Alzheimer’s disease: Researchers release simplified diagnostic criteria
An international team of neurologists has released simplified criteria that it hopes will lead to earlier and more reliable diagnosis of Alzheimer's disease.
Writing in The Lancet Neurology, the reseachers note that as many as one-third of Alzheimer's disease diagnoses are incorrect and that newer criteria allow the disease to be distinguished from other types of dementia while those directly affected are still living. With their new algorithm, the diagnosis of Alzheimer's disease now can rely on "just a couple of clinical-biological criteria for all stages of the disease," says team leader Bruno Dubois, MD, of Inserm/Pierre and Marie Curie University/AP-HP Joint Research Unit 975.
Most of the time, the diagnosis of Alzheimer's disease is based primarily on a suggestive clinical picture, according to the team. The diagnosis subsequently is confirmed or rejected using a biomarker. Regarding the clinical picture, they add, three scenarios exist:
- Typical cases (80 percent to 85 percent of all cases): impairment of episodic long-term memory (known as amnestic syndrome of the hippocampal type and corresponding to difficulty remembering a list a words, even with clues, for example);
- Atypical cases (15 percent to 20 percent of cases): atrophy of the posterior part of the cerebral cortex or logopenic aphasia (impairment of verbal memory where the patient inverts the syllables of a word when repeating it, for example), or frontal brain damage (which results in behavioral problems); and
- Preclinical states: asymptomatic at-risk (those without symptoms but im whom positive biomarkers are discovered during scientific studies), and presymptomatic (with a genetic mutation).
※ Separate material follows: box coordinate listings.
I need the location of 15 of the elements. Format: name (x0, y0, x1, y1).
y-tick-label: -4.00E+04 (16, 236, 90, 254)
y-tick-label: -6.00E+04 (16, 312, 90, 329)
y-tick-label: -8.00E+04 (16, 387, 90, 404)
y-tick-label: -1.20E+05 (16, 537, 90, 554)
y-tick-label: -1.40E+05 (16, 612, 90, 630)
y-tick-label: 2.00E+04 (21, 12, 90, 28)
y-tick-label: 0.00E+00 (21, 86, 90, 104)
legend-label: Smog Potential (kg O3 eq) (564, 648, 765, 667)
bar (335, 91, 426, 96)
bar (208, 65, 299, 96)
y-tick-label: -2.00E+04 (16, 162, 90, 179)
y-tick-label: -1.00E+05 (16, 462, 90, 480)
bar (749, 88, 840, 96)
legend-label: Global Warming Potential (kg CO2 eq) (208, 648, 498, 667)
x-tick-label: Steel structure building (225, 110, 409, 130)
One of the following two biomarkers is required:
- In the cerebrospinal fluid (obtained by lumbar puncture): abnormal levels of brain proteins (reduced beta amyloid protein and increased tau protein), or
- In the brain by positron emission tomography, or PET, neuroimaging: elevated retention of amyloid tracer.
At this point, the new algorithm is important mainly for research purposes, the researchers say; in clinical settings, its use is limited to younger people or those with complex cases, because biomarkers are expensive or invasive to use.